One of the overlooked stories heading into the offseason is the relative strength of the trade market compared to free agency. Depending on bidding wars that could develop for free agents, the best value for upgrades might come through trades.
It will probably take some time for everything to play out as general managers around the league scour both avenues and look to bolster their rosters throughout the winter. But they are likely already aware of the lack of marquee free agents.
Knowing that, let's examine some of the early trade buzz making its way around Major League Baseball.
Price is a perfect example of the quality available via the trade market as opposed to free agency. The Tampa Bay Rays star is a proven ace who is capable of headlining a rotation, as illustrated by his 3.19 career ERA and 2012 Cy Young Award. No free-agent starter can match him.
The Rays know that too. Ken Rosenthal of FOX Sports reports that Price is available with two years left of club control, but Tampa Bay is unsurprisingly expecting a large return. Yet he still lists eight different teams looking at the Tampa ace, including the Boston Red Sox and St. Louis Cardinals:
The Rays’ biggest obstacle, as they entertain offers for Price, might be their own expectations—they surely will want to beat their return for Shields, and not by a little. In the end, they might need to accept less than what they envision, just as a suitor might need to give more.
If either of the World Series teams from 2013 end up landing Price, they will immediately become the clear favorite to win the title heading into next season. So that gives other front offices even more incentive to build the best package possible in order to add the dominant left-hander to their rotation.
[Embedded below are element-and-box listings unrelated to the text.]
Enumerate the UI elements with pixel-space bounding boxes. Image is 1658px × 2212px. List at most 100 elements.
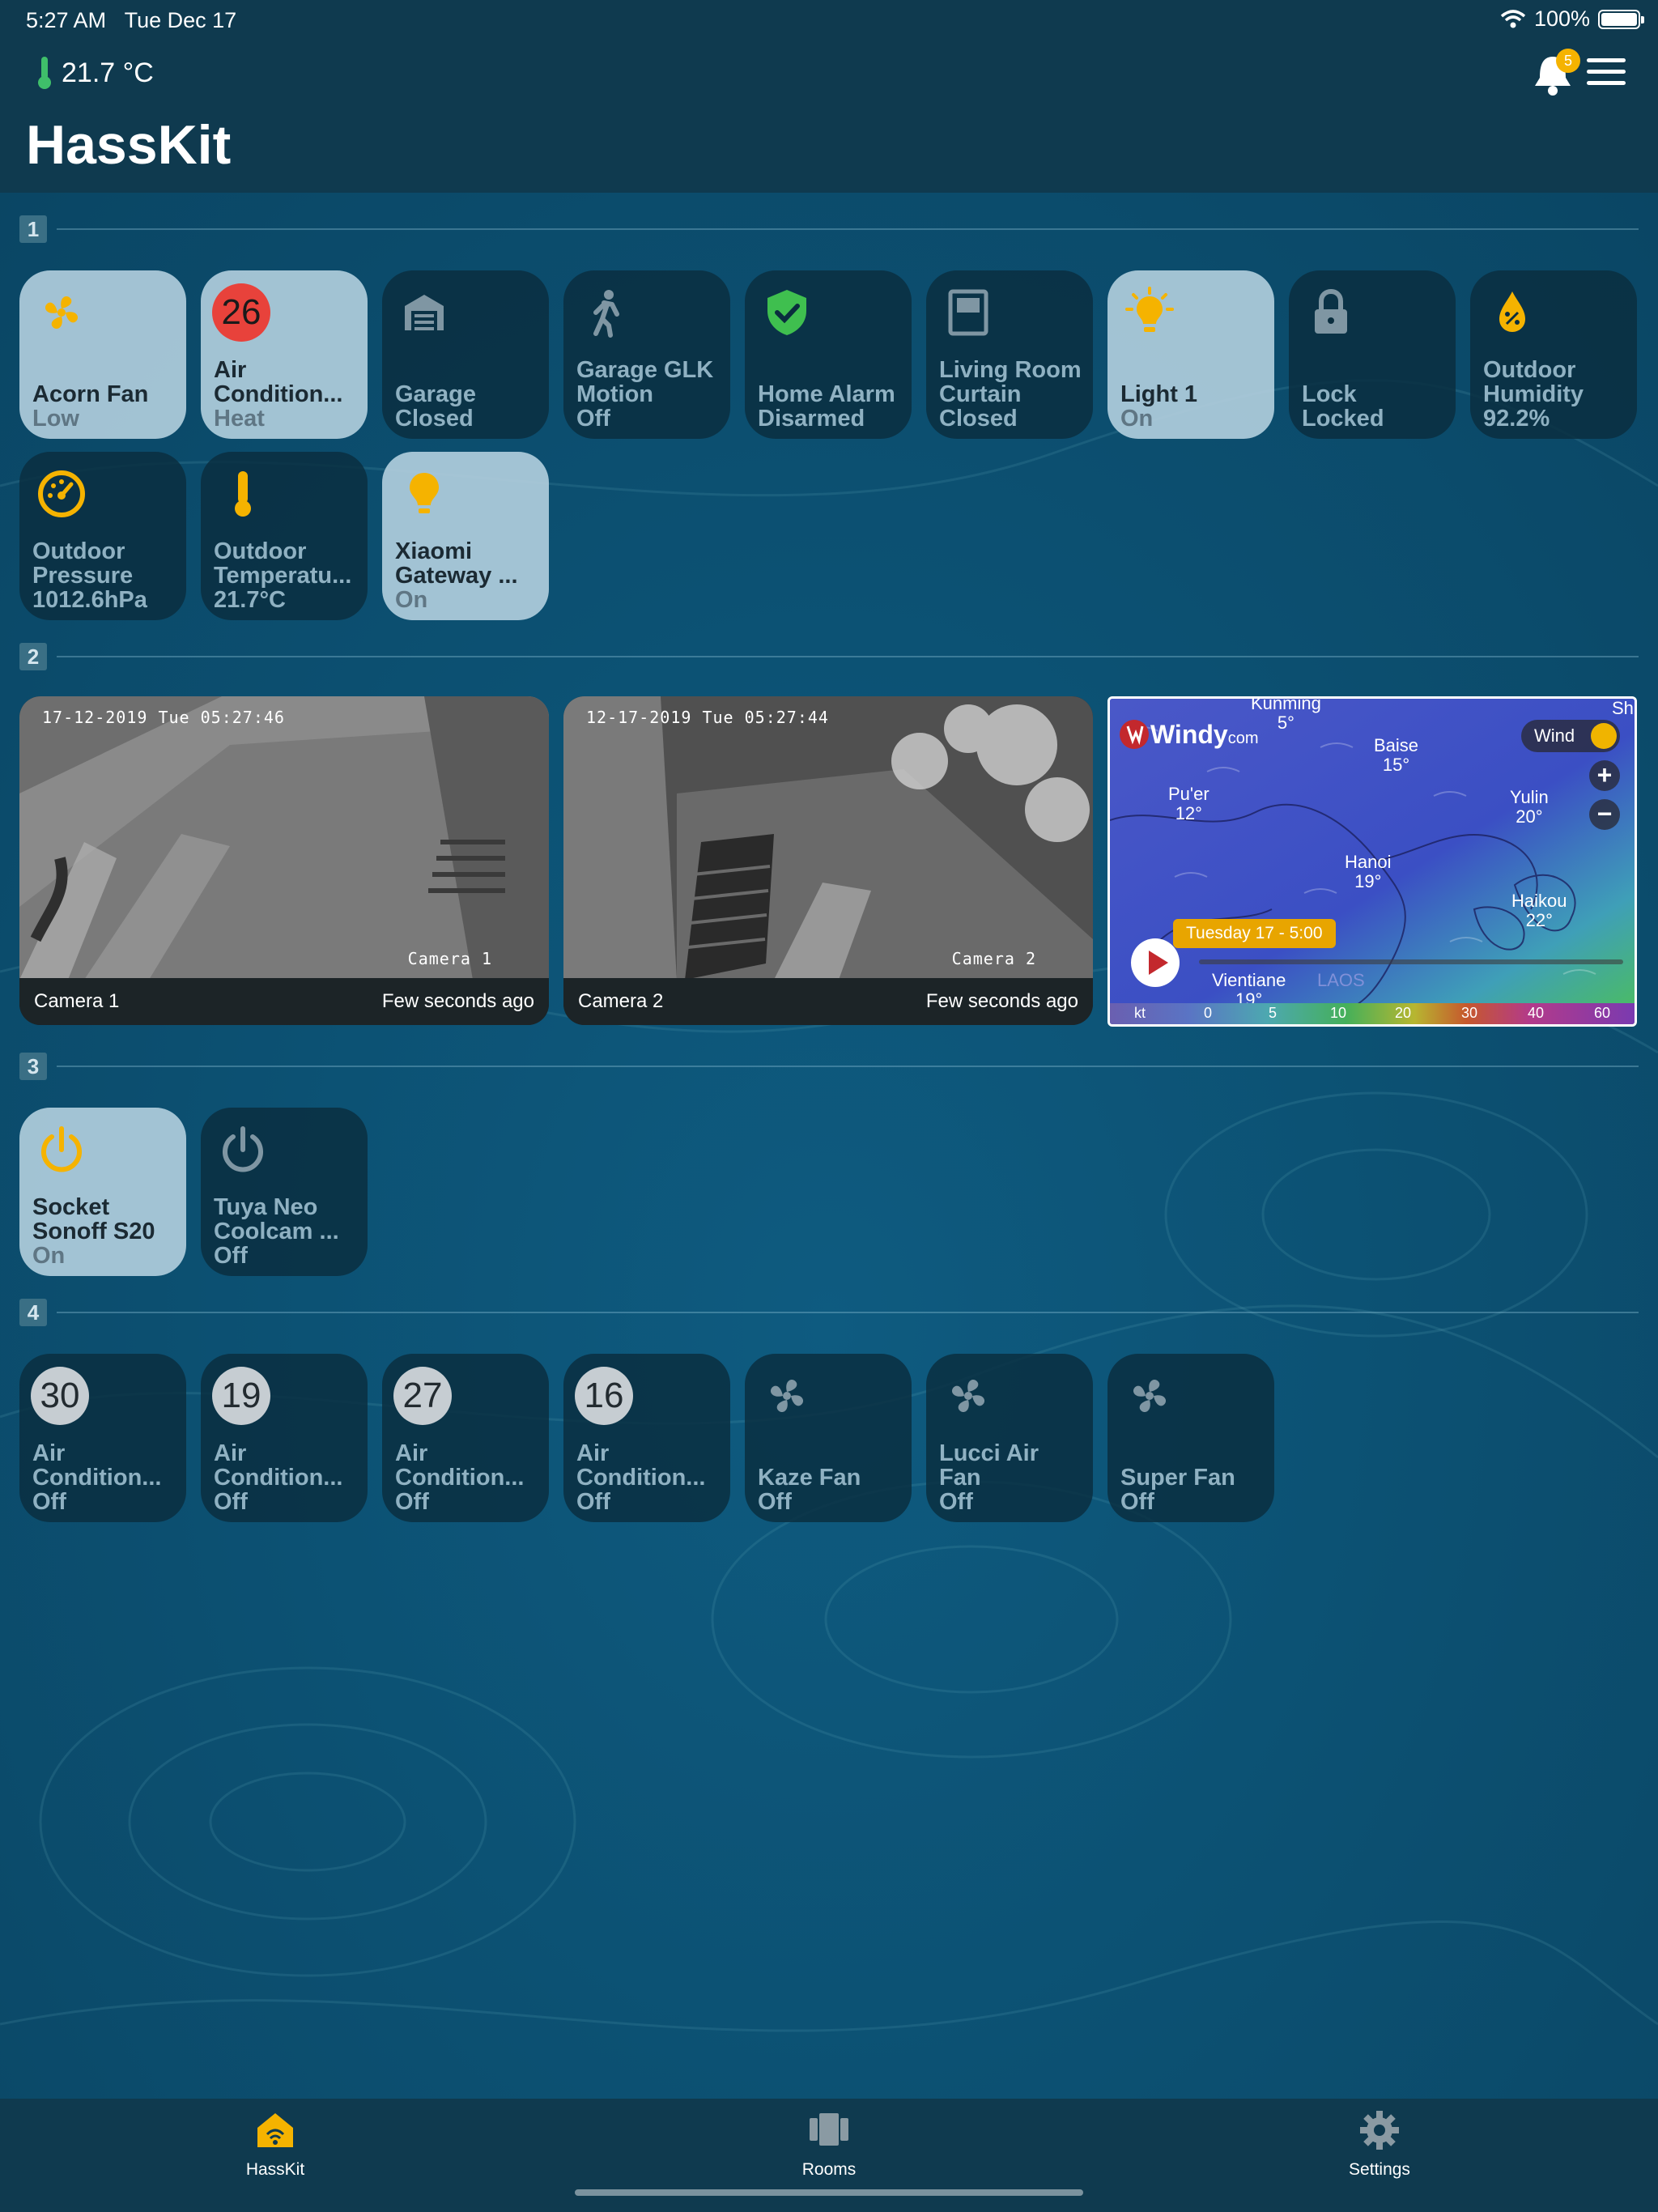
tile-state: Off bbox=[214, 1489, 248, 1515]
tile-name: Outdoor Humidity bbox=[1483, 358, 1584, 406]
tile-state: On bbox=[1120, 406, 1154, 432]
tab-label: Settings bbox=[1349, 2160, 1410, 2179]
tile-super-fan[interactable]: Super Fan Off bbox=[1107, 1354, 1274, 1522]
tile-garage-motion[interactable]: Garage GLK Motion Off bbox=[563, 270, 730, 439]
camera-card[interactable]: 12-17-2019 Tue 05:27:44 Camera 2 Camera … bbox=[563, 696, 1093, 1025]
tile-kaze-fan[interactable]: Kaze Fan Off bbox=[745, 1354, 912, 1522]
humidity-icon bbox=[1499, 291, 1525, 332]
temperature-badge: 27 bbox=[393, 1367, 452, 1425]
tab-label: HassKit bbox=[245, 2160, 305, 2179]
temperature-badge: 19 bbox=[212, 1367, 270, 1425]
tile-acorn-fan[interactable]: Acorn Fan Low bbox=[19, 270, 186, 439]
tile-outdoor-humidity[interactable]: Outdoor Humidity 92.2% bbox=[1470, 270, 1637, 439]
tile-xiaomi-gateway[interactable]: Xiaomi Gateway ... On bbox=[382, 452, 549, 620]
tile-state: Off bbox=[758, 1489, 792, 1515]
hamburger-icon bbox=[1587, 58, 1626, 62]
tile-state: Off bbox=[32, 1489, 66, 1515]
tile-name: Air Condition... bbox=[214, 1441, 343, 1490]
tile-air-conditioner[interactable]: 27 Air Condition... Off bbox=[382, 1354, 549, 1522]
tile-name: Kaze Fan bbox=[758, 1465, 861, 1490]
section-divider bbox=[57, 656, 1639, 657]
section-number: 2 bbox=[19, 643, 47, 670]
battery-icon bbox=[1598, 9, 1644, 29]
tile-name: Super Fan bbox=[1120, 1465, 1235, 1490]
section-divider bbox=[57, 228, 1639, 230]
map-place-label: LAOS bbox=[1317, 970, 1365, 990]
map-place-label: Yulin 20° bbox=[1510, 787, 1549, 827]
tile-tuya-neo-coolcam[interactable]: Tuya Neo Coolcam ... Off bbox=[201, 1108, 368, 1276]
tile-state: Off bbox=[576, 406, 610, 432]
section-divider bbox=[57, 1312, 1639, 1313]
bulb-icon bbox=[1125, 287, 1174, 332]
tile-name: Air Condition... bbox=[214, 358, 343, 406]
map-place-label: Pu'er 12° bbox=[1168, 784, 1209, 823]
bulb-icon bbox=[410, 473, 439, 513]
tile-name: Home Alarm bbox=[758, 382, 895, 406]
tile-name: Outdoor Temperatu... bbox=[214, 539, 352, 588]
tile-light-1[interactable]: Light 1 On bbox=[1107, 270, 1274, 439]
zoom-in-button[interactable]: + bbox=[1589, 760, 1620, 791]
tile-name: Xiaomi Gateway ... bbox=[395, 539, 518, 588]
tab-settings[interactable]: Settings bbox=[1299, 2110, 1460, 2180]
camera-name: Camera 1 bbox=[34, 990, 120, 1012]
notifications-button[interactable]: 5 bbox=[1532, 49, 1580, 97]
tile-air-conditioner[interactable]: 19 Air Condition... Off bbox=[201, 1354, 368, 1522]
tile-name: Outdoor Pressure bbox=[32, 539, 134, 588]
tab-label: Rooms bbox=[801, 2160, 857, 2179]
status-indicators: 100% bbox=[1500, 6, 1644, 32]
tile-state: Closed bbox=[395, 406, 474, 432]
power-icon bbox=[223, 1126, 263, 1172]
camera-feed-image bbox=[19, 696, 549, 980]
tile-state: Off bbox=[576, 1489, 610, 1515]
home-indicator bbox=[575, 2189, 1083, 2196]
camera-footer: Camera 1 Few seconds ago bbox=[19, 978, 549, 1025]
timeline-slider[interactable] bbox=[1199, 959, 1623, 964]
section-number: 1 bbox=[19, 215, 47, 243]
windy-logo: Windycom bbox=[1120, 720, 1259, 750]
map-place-label: Baise 15° bbox=[1374, 735, 1419, 775]
tile-outdoor-temperature[interactable]: Outdoor Temperatu... 21.7°C bbox=[201, 452, 368, 620]
tab-rooms[interactable]: Rooms bbox=[748, 2110, 910, 2180]
walk-icon bbox=[593, 290, 619, 338]
tile-name: Garage GLK Motion bbox=[576, 358, 714, 406]
play-button[interactable] bbox=[1131, 938, 1180, 987]
menu-button[interactable] bbox=[1587, 58, 1626, 87]
tile-lock[interactable]: Lock Locked bbox=[1289, 270, 1456, 439]
tile-state: Low bbox=[32, 406, 79, 432]
temperature-badge: 16 bbox=[575, 1367, 633, 1425]
tile-air-conditioner[interactable]: 26 Air Condition... Heat bbox=[201, 270, 368, 439]
tile-garage[interactable]: Garage Closed bbox=[382, 270, 549, 439]
camera-timestamp: 17-12-2019 Tue 05:27:46 bbox=[42, 708, 285, 727]
camera-name: Camera 2 bbox=[578, 990, 664, 1012]
camera-card[interactable]: 17-12-2019 Tue 05:27:46 Camera 1 Camera … bbox=[19, 696, 549, 1025]
tile-state: Off bbox=[395, 1489, 429, 1515]
map-place-label: Sh bbox=[1612, 698, 1634, 718]
wind-icon bbox=[1591, 723, 1617, 749]
windy-map-widget[interactable]: Kunming 5° Baise 15° Pu'er 12° Yulin 20° Han… bbox=[1107, 696, 1637, 1027]
tile-outdoor-pressure[interactable]: Outdoor Pressure 1012.6hPa bbox=[19, 452, 186, 620]
tile-lucci-air-fan[interactable]: Lucci Air Fan Off bbox=[926, 1354, 1093, 1522]
camera-updated: Few seconds ago bbox=[925, 990, 1078, 1012]
shield-check-icon bbox=[767, 290, 806, 335]
tile-air-conditioner[interactable]: 30 Air Condition... Off bbox=[19, 1354, 186, 1522]
tile-name: Lock bbox=[1302, 382, 1357, 406]
tile-socket-sonoff[interactable]: Socket Sonoff S20 On bbox=[19, 1108, 186, 1276]
tile-name: Living Room Curtain bbox=[939, 358, 1082, 406]
tile-state: Off bbox=[939, 1489, 973, 1515]
page-title: HassKit bbox=[26, 114, 232, 176]
tile-state: 1012.6hPa bbox=[32, 587, 147, 613]
tab-hasskit[interactable]: HassKit bbox=[194, 2110, 356, 2180]
tile-state: On bbox=[32, 1243, 66, 1269]
home-icon bbox=[257, 2113, 293, 2147]
zoom-out-button[interactable]: − bbox=[1589, 799, 1620, 830]
tile-living-room-curtain[interactable]: Living Room Curtain Closed bbox=[926, 270, 1093, 439]
map-place-label: Haikou 22° bbox=[1511, 891, 1567, 930]
tile-name: Air Condition... bbox=[32, 1441, 162, 1490]
wind-layer-button[interactable]: Wind bbox=[1521, 720, 1620, 752]
map-place-label: Hanoi 19° bbox=[1345, 852, 1392, 891]
tile-state: 21.7°C bbox=[214, 587, 286, 613]
tile-state: Closed bbox=[939, 406, 1018, 432]
section-divider bbox=[57, 1066, 1639, 1067]
tile-air-conditioner[interactable]: 16 Air Condition... Off bbox=[563, 1354, 730, 1522]
tile-home-alarm[interactable]: Home Alarm Disarmed bbox=[745, 270, 912, 439]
Teams that miss out on Price could turn their attention to Samardzija—that is, if the Arizona Diamondbacks aren't able to deal for him first. Buster Olney of ESPN reports that the Chicago Cubs have to make a decision about the starter, and Arizona is one team that has already checked in on his status:
Samardzija is an intriguing option because of his high strikeout rate. He's struck out more than a batter per inning since shifting to the rotation before the 2012 season, but slightly improved control and doing a better job of keeping the ball in the park would allow him to take his game to the next level.
Teams around the league understand his potential and probably see a pitcher who can greatly exceed his current trade value. As a result, it will be interesting to see what type of market develops for him, especially if talks between the Diamondbacks and Cubs don't reach a quick conclusion.
A potential deal for Tulowitzki has two distinct sides. The positive outlook is that he's an elite offensive shortstop who is capable of maintaining a high average and hitting 30 homers. The downside is a massive contract and injury issues in recent years.
Rick Hummel of The St. Louis Post-Dispatch reports that the Cardinals will look outside of the organization to upgrade a major weakness at shortstop this offseason. Tulowitzki's name has come up in the past, and it will again, but it all comes down to that risk-and-reward scenario:
The Rockies would want a top-flight young pitcher, a lefthanded-hitting first baseman/outfielder and another prospect for him and the Cardinals probably could comply in each category, but does the reward outweigh the risk?
In the past, the Cardinals have inquired about the 29-year-old Tulowitzki and also Asdrubal Cabrera of Cleveland, Elvis Andrus of Texas and Alexei Ramirez of the Chicago White Sox.
It's unclear if the Colorado Rockies would consider making a blockbuster deal to move Tulowitzki, but he's a player that would bolster an already solid Cardinals roster. Still, St. Louis shouldn't go all in on him because of his inability to stay healthy over the past two seasons.